Data Mining Challenge (30%)

It is a individual-based text mining competition with quantitative evaluation. The challenge runs from April 25 2023 0:00:01 AM to May 25, 2023 4:59:59 PM PT. Note that the time displayed on Kaggle is in UTC, not PT.

Project (40%)


  • Team-Based Open-Ended Project
    • 1 to 4 members per team. More members, higher expectation.
    • 3 to 4 members are recommended, given the limited presentation slots.

Final Deliverables

  • Project Proposal (5%) instruction
    • Define your own research problem and justify its importance
    • Be ambitious! We could aim for ACL/EMNLP conference!
  • Research Paper (20%)
    • Report due on Jun 11, End of the day, Pacific Time.
    • Write a 5 to 9 pages report (research-paper like following ACL template). The pages here do not include references.
    • Come up with your hypothesis and find some datasets for verification
    • Design your own models or try a large variety of existing models
    • Submit your codes and datasets; Github repos are welcome
    • Up to 5% bonus for working demos/apps towards the total course grades
  • Presentation (20%)
    • The orders will be decided randomly after the teams are formed.
    • The slides must be ready 2 days before the presentation date.
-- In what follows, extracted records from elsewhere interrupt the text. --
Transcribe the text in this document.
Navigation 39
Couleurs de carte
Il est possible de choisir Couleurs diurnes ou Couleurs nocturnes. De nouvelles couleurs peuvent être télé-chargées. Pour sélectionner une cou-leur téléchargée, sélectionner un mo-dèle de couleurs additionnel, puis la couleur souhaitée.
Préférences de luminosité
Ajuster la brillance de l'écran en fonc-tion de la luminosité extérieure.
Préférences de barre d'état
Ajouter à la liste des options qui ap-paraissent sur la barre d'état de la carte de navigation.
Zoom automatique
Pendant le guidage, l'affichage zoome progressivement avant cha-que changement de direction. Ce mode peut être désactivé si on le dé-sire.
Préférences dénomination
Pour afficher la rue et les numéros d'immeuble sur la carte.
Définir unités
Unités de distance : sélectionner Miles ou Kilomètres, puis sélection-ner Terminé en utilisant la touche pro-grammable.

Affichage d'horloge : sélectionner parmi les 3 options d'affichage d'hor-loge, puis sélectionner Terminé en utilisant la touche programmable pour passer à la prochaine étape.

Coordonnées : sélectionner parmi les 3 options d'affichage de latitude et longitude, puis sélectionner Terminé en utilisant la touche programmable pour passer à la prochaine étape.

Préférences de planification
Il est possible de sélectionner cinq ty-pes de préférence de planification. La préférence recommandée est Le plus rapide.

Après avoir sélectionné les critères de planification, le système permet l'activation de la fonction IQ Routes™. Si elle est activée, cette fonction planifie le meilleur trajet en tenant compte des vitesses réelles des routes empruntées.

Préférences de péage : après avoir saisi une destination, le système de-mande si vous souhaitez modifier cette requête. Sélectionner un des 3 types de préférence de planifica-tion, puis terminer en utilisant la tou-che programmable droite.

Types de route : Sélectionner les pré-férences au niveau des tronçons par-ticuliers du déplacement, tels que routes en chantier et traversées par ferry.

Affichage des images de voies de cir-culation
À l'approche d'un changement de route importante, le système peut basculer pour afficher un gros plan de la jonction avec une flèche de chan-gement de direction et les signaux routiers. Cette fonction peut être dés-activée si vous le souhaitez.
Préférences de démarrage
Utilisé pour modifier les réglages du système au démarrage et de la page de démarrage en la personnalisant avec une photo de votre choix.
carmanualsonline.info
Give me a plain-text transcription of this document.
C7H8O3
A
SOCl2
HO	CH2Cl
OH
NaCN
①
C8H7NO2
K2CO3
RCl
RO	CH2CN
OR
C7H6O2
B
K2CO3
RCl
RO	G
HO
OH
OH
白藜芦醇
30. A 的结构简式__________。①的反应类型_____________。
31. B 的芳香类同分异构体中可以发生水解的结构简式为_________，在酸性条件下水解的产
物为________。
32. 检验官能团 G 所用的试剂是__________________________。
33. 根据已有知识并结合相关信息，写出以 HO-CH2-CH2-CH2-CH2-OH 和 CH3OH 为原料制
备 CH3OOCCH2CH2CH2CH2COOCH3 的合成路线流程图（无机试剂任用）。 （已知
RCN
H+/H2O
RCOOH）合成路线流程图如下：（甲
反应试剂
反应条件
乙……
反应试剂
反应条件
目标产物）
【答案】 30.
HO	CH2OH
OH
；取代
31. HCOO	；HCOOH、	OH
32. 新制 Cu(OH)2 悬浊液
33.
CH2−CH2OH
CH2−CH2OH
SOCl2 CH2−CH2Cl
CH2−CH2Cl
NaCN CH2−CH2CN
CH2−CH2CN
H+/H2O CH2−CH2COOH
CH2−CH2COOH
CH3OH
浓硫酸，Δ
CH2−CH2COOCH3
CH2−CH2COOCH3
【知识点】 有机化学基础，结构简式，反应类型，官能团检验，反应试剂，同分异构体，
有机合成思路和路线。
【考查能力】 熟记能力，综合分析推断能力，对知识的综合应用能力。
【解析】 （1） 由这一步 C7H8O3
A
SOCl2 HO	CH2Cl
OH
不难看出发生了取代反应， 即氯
So other students can have the access and think about questions.
    • The presentation follows a typical conference style: 20 mins for each team including Q&A
  • Question Asking and Handling (5%)
    • Asking questions is an important part of research. You are strongly encouraged to ask questions to other teams. It will be a part of your presentation grade.
    • Handling questions is also an important skill for researchers.